A note on HNI numbers:

Extremely high HNI subscriptions (200x, 500x) can be misleading. A lot of that is leveraged money, short-term borrowings placed to bet on a listing premium. It does not always mean institutions or informed money have high conviction. Look at QIB numbers alongside HNI figures to get a more complete picture.

Subscription Status vs Allotment Probability

For retail investors, the relationship between subscription level and allotment probability is direct and worth understanding before you apply.

Retail subscriptionApproximate allotment chance per application
5xAbout 1 in 5 (20%)
10xAbout 1 in 10 (10%)
20xAbout 1 in 20 (5%)
50xAbout 1 in 50 (2%)
100xAbout 1 in 100 (1%)

The probability shown above is approximate and based on the lottery logic: the registrar calculates how many lots are available and randomly assigns one lot to as many applicants as possible.

At 100x subscription, if 1 crore people applied, only 1 lakh would receive shares. You have a 1% chance.

Applying for 5 lots instead of 1 does not change your odds. It does not give you 5 lottery tickets; it gives you one. The only thing it changes is how much money gets blocked until allotment.

For NII applicants, the calculation works the same way in oversubscribed IPOs since the 2022 lottery rule change. 

What Happens When an IPO Is Under-Subscribed?

An undersubscribed IPO means fewer shares were applied for than the company offered. This does not automatically mean the IPO fails.

Here is what happens depending on the extent of undersubscription:

If total subscription is below 90% of the issue size: SEBI rules require the company to refund the entire application money to all investors. The IPO does not go through.

If total subscription is between 90% and 100%: The IPO can proceed. Shares are allotted to everyone who applied on a proportionate basis. If you applied for 2 lots and 95% of the issue was subscribed, you will receive 2 lots.

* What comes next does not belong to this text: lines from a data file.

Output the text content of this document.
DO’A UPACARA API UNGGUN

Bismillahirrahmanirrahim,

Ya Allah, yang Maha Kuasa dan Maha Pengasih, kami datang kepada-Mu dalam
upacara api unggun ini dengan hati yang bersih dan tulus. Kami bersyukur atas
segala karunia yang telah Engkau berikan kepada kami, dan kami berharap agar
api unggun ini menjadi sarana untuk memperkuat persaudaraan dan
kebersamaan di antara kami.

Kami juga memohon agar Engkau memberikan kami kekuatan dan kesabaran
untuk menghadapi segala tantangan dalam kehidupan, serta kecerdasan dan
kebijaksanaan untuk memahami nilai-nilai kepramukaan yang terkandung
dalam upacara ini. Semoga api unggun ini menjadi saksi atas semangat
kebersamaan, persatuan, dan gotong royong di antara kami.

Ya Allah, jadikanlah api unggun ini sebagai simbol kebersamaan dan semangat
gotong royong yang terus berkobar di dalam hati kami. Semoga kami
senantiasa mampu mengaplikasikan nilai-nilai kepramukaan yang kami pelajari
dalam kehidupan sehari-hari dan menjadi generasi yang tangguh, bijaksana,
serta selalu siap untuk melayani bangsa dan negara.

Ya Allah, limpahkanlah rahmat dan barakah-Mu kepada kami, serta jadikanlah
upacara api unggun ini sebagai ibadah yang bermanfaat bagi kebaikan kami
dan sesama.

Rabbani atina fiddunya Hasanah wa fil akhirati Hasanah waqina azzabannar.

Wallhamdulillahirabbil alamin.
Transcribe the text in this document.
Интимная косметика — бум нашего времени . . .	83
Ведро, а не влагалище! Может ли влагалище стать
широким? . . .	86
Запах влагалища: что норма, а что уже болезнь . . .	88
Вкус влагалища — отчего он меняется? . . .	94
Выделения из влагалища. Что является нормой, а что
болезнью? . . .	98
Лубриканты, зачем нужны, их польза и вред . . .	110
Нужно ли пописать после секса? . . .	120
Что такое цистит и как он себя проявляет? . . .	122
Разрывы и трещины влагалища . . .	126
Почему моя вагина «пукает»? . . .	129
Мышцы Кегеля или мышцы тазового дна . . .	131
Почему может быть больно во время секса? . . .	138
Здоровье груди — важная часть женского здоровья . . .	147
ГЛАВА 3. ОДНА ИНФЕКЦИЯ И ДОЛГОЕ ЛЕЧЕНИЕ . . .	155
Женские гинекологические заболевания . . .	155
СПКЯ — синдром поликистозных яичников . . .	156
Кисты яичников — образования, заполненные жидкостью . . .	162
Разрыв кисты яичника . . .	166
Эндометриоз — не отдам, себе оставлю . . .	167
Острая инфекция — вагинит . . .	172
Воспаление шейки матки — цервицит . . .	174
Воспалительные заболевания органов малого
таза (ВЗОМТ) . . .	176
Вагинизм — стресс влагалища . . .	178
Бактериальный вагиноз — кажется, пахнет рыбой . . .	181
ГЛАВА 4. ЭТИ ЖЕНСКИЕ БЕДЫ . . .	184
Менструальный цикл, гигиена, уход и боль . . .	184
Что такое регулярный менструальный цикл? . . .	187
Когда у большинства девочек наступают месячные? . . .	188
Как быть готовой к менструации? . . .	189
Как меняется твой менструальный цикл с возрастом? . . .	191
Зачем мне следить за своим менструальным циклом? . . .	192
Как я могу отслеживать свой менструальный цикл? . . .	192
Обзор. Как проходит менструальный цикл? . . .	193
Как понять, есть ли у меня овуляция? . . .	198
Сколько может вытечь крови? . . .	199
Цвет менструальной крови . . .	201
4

If one specific category is undersubscribed but overall the IPO is fine: Unsubscribed shares from the retail or NII category can be moved to other categories to ensure the overall issue is filled. For example, if retail applicants take up only 80% of their reserved quota, that remaining 20% can be offered to NII or QIB investors. However, if QIBs do not fill their portion, those shares cannot be pushed to retail or NII.

Undersubscribed IPOs are not always a sign of a bad company. Poor market timing, a weak IPO calendar month, high interest rates, or a price band that is set too high can all lead to low subscription. That said, consistently weak QIB participation is harder to explain away.

Day 1 vs Day 2 vs Day 3 Subscription Trends

One of the most common mistakes retail investors make is judging an IPO based on Day 1 numbers. Understanding how subscription data typically builds across the three days helps you read it correctly.

Day 1

Day 1 numbers are usually low. Retail investors who are excited about the IPO apply early. But QIBs and large HNIs almost never put in bids on Day 1. The total subscription at the end of Day 1 is often between 0.5x and 2x, even for IPOs that eventually close at 50x or more.

A QIB figure showing 0x or 0.1x on Day 1 is normal. It does not mean institutions have no interest.

Day 2

Retail subscription keeps climbing. Some HNIs start entering. QIB numbers may still look modest. By the end of Day 2, you can begin to get a reasonable sense of retail appetite, but the QIB picture is still incomplete.

Day 3

This is where the real movement happens. QIBs and large HNIs submit the bulk of their bids on Day 3, often in the final two hours before the 5 PM cut-off. It is entirely normal for QIB subscriptions to go from 2x in the morning to 35x by close.

Many experienced retail investors wait until the afternoon of Day 3 to check the QIB number before placing their own application.

The rule to follow:

Never form a strong view on an IPO's demand based on Day 1 or even mid-Day 2 data. Judge it after Day 3 closes and all categories have reported their final numbers.

DayRetailQIBNII
End of Day 1Usually 1x to 4xVery low, often 0x to 0.5xLow, 0.5x to 1x
End of Day 2Growing, 3x to 10xStarting to appear, 1x to 5xBuilding up
End of Day 3Final figure lockedFinal rush, often 10x to 50xFinal figure locked

Note: These ranges are illustrative based on typical mainboard IPO patterns. Each IPO is different.